The National College for High Speed Rail took a significant step forward this week as construction officially began on its two sites in Birmingham and Doncaster.
The college will provide the specialist training, skills and qualifications required to build HS2 and future rail projects.
The breaking-ground ceremony launched the official start of construction on the two sites, in Birmingham’s Learning Quarter and at Doncaster’s Lakeside. The college is on track to open its doors to students in September 2017.
Minister of State for Transport Robert Goodwill said:
“This landmark moment means we are one step closer to seeing students walk through the doors of the College in 2017, learning the cutting-edge skills we need to deliver HS2 and world-beating rail infrastructure.
“This shows the transformational effect that HS2 is already having on our country – boosting skills, generating jobs and supporting economic growth – before spades are in the ground next year.”
Terry Morgan, Chair of the Corporate Board for the National College for High Speed Rail, said:
“The National College for High Speed Rail is progressing at an excellent pace and I am delighted that construction is underway on both sites in Birmingham and Doncaster.
“The College will have a major and hugely positive impact on the ability of the rail industry to develop a multi-skilled specialist British workforce, capable of building HS2 and future infrastructure projects.
“It will be a catalyst for growth in both Doncaster and Birmingham that will bring new investment into the area and provide highly skilled jobs for local people.”
Councillor John Clancy, Leader of Birmingham City Council said:
“This new college is a fantastic opportunity to build skills in this city and it’s really important that people across the whole of Birmingham benefit.
“We have thousands of talented young engineers and scientists and this will be their chance to access world-leading, cutting-edge rail technology.

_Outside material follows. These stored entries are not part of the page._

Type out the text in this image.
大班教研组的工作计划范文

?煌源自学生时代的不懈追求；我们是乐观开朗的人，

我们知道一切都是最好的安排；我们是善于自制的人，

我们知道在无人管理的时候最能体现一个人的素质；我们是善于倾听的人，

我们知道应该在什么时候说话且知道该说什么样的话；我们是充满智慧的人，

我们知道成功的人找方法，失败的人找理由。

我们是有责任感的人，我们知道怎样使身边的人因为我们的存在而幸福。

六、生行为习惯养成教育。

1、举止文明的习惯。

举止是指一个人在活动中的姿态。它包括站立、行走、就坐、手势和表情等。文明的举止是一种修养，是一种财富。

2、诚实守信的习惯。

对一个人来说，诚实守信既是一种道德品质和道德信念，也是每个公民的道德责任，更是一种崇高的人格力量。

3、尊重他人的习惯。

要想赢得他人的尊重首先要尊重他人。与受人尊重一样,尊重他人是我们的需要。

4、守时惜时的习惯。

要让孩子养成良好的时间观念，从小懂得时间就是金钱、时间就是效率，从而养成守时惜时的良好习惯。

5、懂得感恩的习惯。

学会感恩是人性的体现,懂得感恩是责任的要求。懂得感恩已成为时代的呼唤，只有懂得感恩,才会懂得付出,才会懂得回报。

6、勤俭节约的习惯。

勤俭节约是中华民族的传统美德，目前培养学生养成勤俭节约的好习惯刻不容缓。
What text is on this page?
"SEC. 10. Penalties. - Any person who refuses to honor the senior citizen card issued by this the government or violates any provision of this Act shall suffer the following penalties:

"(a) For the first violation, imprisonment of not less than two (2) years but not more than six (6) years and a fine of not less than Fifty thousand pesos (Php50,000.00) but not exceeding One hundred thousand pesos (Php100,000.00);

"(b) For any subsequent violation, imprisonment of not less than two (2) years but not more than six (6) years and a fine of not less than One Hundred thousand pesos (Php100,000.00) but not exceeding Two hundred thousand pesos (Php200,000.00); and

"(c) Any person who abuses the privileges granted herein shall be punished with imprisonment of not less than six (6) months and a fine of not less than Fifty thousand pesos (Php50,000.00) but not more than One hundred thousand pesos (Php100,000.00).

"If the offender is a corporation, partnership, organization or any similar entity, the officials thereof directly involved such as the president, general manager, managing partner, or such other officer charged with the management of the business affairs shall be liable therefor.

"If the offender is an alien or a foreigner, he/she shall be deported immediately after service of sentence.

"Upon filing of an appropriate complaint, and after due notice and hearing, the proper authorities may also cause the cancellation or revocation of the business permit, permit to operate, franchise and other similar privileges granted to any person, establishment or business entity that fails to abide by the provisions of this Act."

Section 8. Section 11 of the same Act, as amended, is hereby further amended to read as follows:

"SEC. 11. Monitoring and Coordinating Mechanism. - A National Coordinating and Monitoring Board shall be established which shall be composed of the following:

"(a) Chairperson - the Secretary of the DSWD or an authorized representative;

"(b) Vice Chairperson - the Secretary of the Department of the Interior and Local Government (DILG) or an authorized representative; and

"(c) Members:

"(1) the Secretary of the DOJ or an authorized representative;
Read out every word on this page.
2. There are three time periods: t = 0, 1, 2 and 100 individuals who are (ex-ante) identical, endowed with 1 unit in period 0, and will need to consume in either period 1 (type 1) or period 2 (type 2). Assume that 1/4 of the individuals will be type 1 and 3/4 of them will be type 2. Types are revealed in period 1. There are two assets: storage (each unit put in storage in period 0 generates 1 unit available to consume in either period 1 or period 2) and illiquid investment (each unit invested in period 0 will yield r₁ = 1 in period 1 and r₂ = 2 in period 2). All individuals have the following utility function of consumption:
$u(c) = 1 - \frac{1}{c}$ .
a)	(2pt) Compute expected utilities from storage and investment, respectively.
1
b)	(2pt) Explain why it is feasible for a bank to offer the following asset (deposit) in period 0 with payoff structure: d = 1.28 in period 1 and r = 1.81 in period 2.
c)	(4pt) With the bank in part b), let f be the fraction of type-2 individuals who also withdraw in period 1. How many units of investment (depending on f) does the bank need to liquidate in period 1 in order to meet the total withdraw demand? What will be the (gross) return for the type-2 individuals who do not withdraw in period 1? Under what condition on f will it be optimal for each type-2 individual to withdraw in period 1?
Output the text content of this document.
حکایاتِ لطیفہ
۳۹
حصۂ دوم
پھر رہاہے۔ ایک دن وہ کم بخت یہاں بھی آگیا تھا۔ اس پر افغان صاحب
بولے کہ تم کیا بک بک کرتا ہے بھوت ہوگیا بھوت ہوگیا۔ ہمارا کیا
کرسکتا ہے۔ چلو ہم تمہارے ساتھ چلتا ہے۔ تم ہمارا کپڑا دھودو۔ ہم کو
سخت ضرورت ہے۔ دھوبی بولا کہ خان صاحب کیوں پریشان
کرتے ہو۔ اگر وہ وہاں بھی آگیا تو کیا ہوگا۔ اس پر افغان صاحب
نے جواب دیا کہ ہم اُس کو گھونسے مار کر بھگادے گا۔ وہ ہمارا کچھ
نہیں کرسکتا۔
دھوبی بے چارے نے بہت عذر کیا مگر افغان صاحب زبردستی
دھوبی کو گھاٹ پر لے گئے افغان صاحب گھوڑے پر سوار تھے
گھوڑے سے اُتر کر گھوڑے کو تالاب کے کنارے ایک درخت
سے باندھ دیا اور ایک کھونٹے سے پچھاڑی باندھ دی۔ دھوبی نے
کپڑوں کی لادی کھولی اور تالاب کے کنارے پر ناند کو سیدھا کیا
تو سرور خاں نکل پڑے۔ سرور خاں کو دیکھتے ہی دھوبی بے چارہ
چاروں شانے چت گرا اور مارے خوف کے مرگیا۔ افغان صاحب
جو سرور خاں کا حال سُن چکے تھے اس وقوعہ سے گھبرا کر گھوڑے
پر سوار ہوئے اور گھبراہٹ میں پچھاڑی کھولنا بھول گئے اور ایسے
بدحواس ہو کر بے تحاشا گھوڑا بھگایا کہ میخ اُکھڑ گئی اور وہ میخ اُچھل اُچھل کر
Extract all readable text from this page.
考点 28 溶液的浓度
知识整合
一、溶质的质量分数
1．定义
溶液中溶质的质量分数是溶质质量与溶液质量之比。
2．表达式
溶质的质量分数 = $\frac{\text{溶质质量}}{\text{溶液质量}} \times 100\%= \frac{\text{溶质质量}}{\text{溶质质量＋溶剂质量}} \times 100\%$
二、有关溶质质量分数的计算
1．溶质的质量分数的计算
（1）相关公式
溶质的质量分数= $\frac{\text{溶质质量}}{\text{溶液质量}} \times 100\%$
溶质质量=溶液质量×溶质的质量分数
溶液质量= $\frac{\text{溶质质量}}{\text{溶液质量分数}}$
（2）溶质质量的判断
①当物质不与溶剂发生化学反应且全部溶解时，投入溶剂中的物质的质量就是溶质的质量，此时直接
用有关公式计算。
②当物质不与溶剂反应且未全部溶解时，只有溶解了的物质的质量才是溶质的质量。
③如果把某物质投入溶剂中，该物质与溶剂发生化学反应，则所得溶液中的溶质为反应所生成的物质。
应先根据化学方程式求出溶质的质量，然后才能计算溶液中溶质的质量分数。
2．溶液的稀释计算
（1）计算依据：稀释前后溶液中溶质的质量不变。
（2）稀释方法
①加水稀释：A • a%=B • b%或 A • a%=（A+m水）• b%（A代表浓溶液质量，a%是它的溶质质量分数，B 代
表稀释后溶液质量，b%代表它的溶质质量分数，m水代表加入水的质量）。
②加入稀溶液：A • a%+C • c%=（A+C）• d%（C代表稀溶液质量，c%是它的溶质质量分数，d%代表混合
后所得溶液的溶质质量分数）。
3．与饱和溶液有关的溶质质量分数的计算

“Birmingham will become the city of a thousand and one trades when we begin training an elite generation of high speed rail engineers.”
The College will equip thousands of students with the highly technical engineering skills required to build, operate and maintain a railway, including a strong emphasis on practical and virtual learning.
HS2 will improve capacity across Britain’s rail network, shorten journey times between major cities and boost the economy. It will support up to 100,000 jobs nationwide, create around 25,000 jobs during construction of Phases One and Two and create 2,000 apprenticeships.